FSC launched a new campaign in early 2019 to promote broad engagement with its certification programme and help businesses align corporate strategies with sustainable development goals (SDGs).  The campaign has a strong tropical timber theme to it, supported by STTC in 2018.

The ‘Together we are FSC’ campaign and marketing and promotion tool kit was outlined at the STTC Conference in Paris last year by FSC Europe Regional Director Anand Punja. He said that effective and well-meaning NGO campaigning to combat indiscriminate logging in rainforests had ‘turned people off tropical timber’. ‘Together we are FSC’ aims to develop equally impactful messaging, underlining the environmental, economic and social benefits of buying verified sustainable tropical timber ‘to turn people back on to it’. It also connects these benefits to the wider SDGs as a way to make the benefits more aligned to the international agenda and more accessible to a wider public.

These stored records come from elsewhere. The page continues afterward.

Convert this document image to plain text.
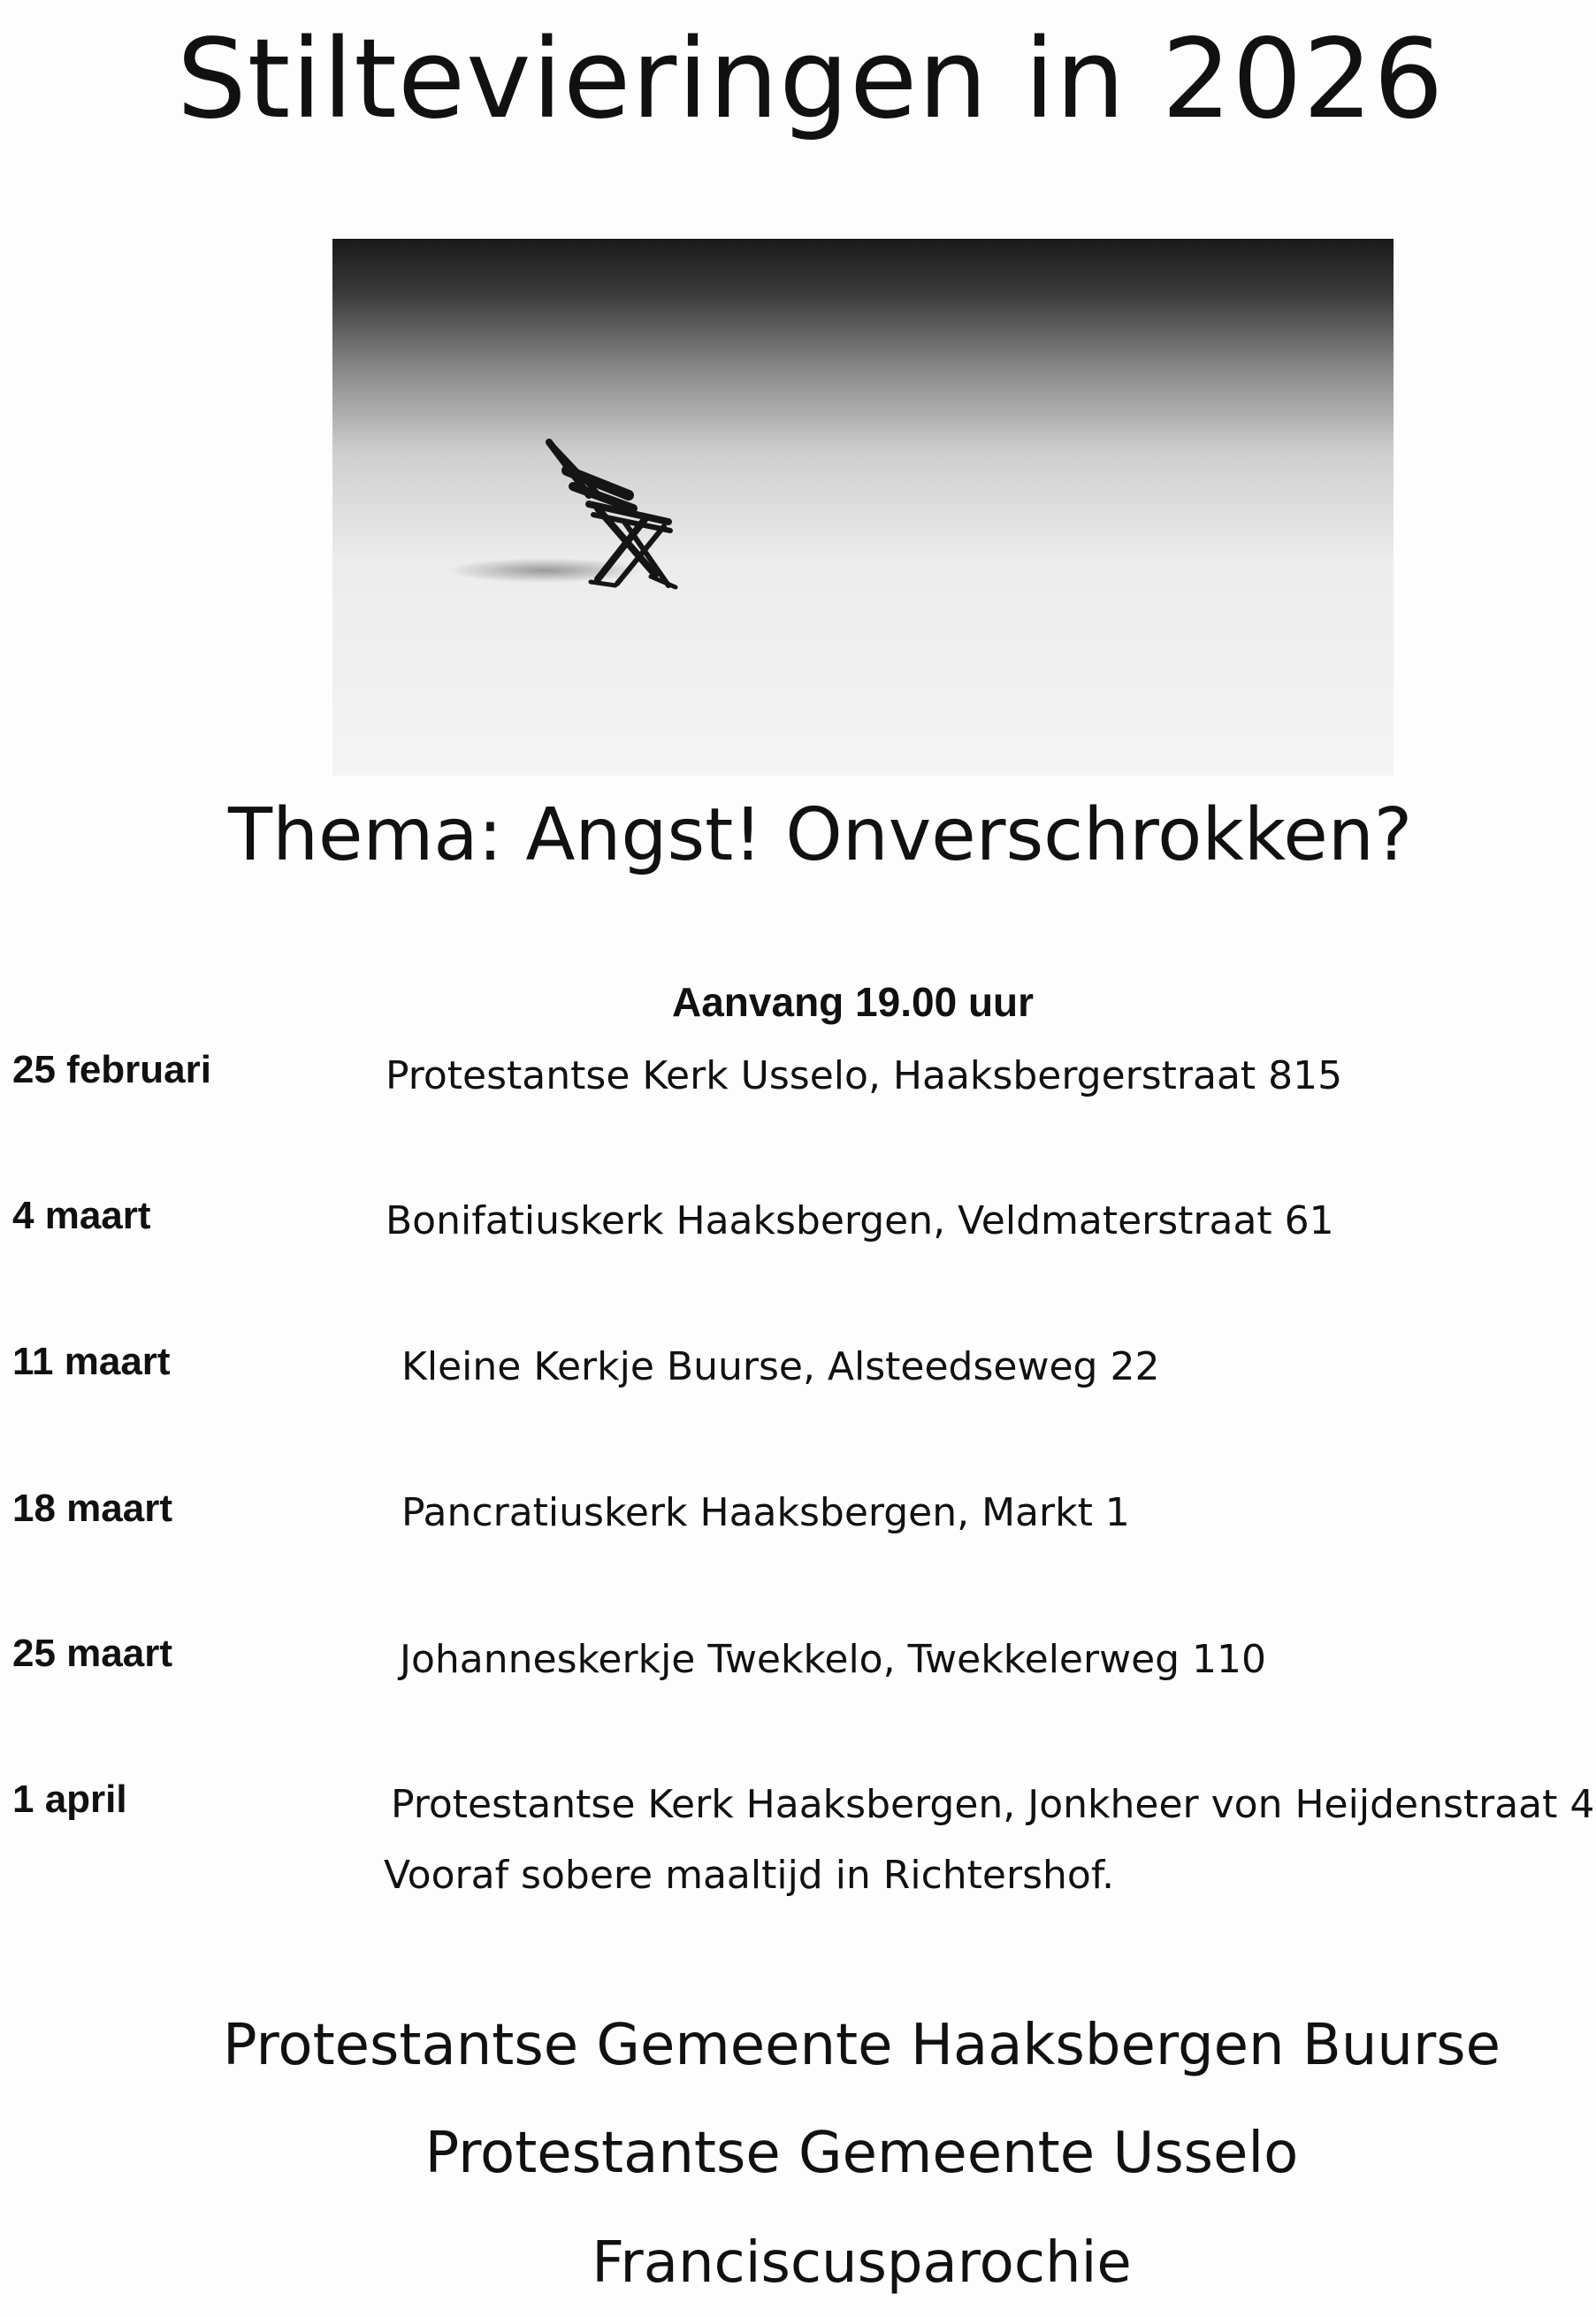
Stiltevieringen in 2026
Thema: Angst! Onverschrokken?
Aanvang 19.00 uur
25 februari	Protestantse Kerk Usselo, Haaksbergerstraat 815
4 maart	Bonifatiuskerk Haaksbergen, Veldmaterstraat 61
11 maart	Kleine Kerkje Buurse, Alsteedseweg 22
18 maart	Pancratiuskerk Haaksbergen, Markt 1
25 maart	Johanneskerkje Twekkelo, Twekkelerweg 110
1 april	Protestantse Kerk Haaksbergen, Jonkheer von Heijdenstraat 4
Vooraf sobere maaltijd in Richtershof.
Protestantse Gemeente Haaksbergen Buurse
Protestantse Gemeente Usselo
Franciscusparochie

The campaign website provides a range of stories and case studies business can use to explain and raise awareness of the livelihood, well-being and environmental impacts of sustainable forestry and timber production.

Designed in a consumer-style with high impact visuals and sound bite messaging, it is also clearly targeted at specifiers and the wider public. Each project described is also linked to a specific SDG, such as poverty eradication, education provision, achieving responsible consumption and production, climate action and combating loss of biodiversity and pollution .

The site includes profiles of two Gabon sawmill supplying certified timber.  Not only does this incentivise local sustainable forestry, it says, it is committed to high welfare standards for workers, while the use of wood residues from milling are used to generate energy to power the plant.

Another section highlights the emphasis certification places on gender equality. “To overcome challenges in achieving gender equality in the forest sector, FSC standards require equality in employment practices, training opportunities, awarding of contracts, processes of engagement and management activities,” it says.

It also describes how FSC’s certification scheme help  to bring social benefits such as education to children in tropical forests as part of the standards requirements in such places for those forest businesses that want to achieve certification and promote their product as an FSC certified product.

“Many certified forests, especially in the Southern hemisphere often include betters schools for the children of forest workers,”  states FSC.

Certification, says the FSC, also helps achieve a range of other SDGS, including provision of clean water, improving health care and tackling hunger.

Communicating this connection can in turn drive uptake of certification, said Mr Punja.

“SDGS have increasingly become a policy guide for the world’s businesses and public authorities to show their purpose as an entity has wider benefits for society,” he said. “So they provide an excellent opportunity to communicate the wider positive benefits of verified sustainable/certified tropical timber trade to a sustainable production and consumption framework that is becoming increasingly widely adopted worldwide.”